Can Agents Help Your Supply Chain?

Agent technology has the potential to increase supply chain efficiency according to a March 15 AMR Research article authored by Guy Dunkerley, Dennis Gaughan and Nigel Montgomery.

Agent technology allows individual objects called agents to intelligently seek interaction with other objects within a wider system. Each object communicates negotiates and trades with other agents to maximize enterprise benefits.

For example, in a road transport application an agent might be defined as representing a truck looking for a load and a driver. Another agent could be a load looking for a truck. The limitations of the truck, size of the load, its delivery timing requirement and preferences of the driver are all programmed into their respective agents. This allows them to collaboratively see if they can find an ideal outcome.
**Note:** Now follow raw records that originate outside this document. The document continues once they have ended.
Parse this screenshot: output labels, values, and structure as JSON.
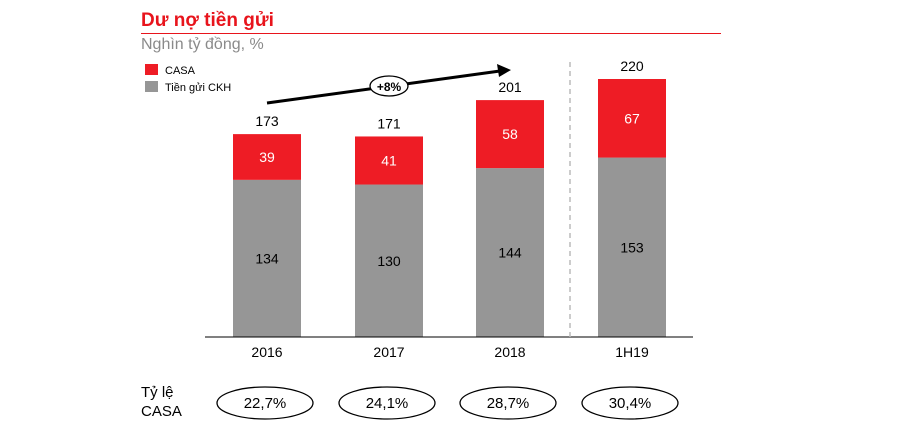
{
  "title": "Dư nợ tiền gửi",
  "subtitle": "Nghìn tỷ đồng, %",
  "chart_data": {
    "type": "bar",
    "stacked": true,
    "categories": [
      "2016",
      "2017",
      "2018",
      "1H19"
    ],
    "series": [
      {
        "name": "Tiền gửi CKH",
        "color": "#969696",
        "values": [
          134,
          130,
          144,
          153
        ]
      },
      {
        "name": "CASA",
        "color": "#ee1c25",
        "values": [
          39,
          41,
          58,
          67
        ]
      }
    ],
    "totals": [
      173,
      171,
      201,
      220
    ],
    "legend_position": "top-left",
    "growth_annotation": "+8%",
    "ratio_label": [
      "Tỷ lệ",
      "CASA"
    ],
    "ratios": [
      "22,7%",
      "24,1%",
      "28,7%",
      "30,4%"
    ]
  }
}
The authors found distinct advantages to this new technology:

  • Unlike traditional applications, this agent-based system does not need to be stopped and batch processed. The agents constantly interact and proximate solutions can be found almost immediately. New events and new agents are respectively acted upon and added in as they arise.
  • Knowledge, constraints and exceptions are easier to build into each of the agents. Traditional linear programs struggle with the increasing array of real world constraints and local knowledge (think for example about the variety of working time laws across Europe for truck drivers). Agents can be programmed individually, and knowledge developed previously can be constantly fed into their reasoning.

There are disadvantages as well -- including managing the policy, performance and availability of these agents. Additional costs can be incurred when adapting to this new technology, especially if a company needs to overhaul its current system. Another issue is whether or not end users are ready to turn over decision making on supply issues to these agents.

The authors conclude that currently there is not enough field evidence to gauge the true cost of this new technology.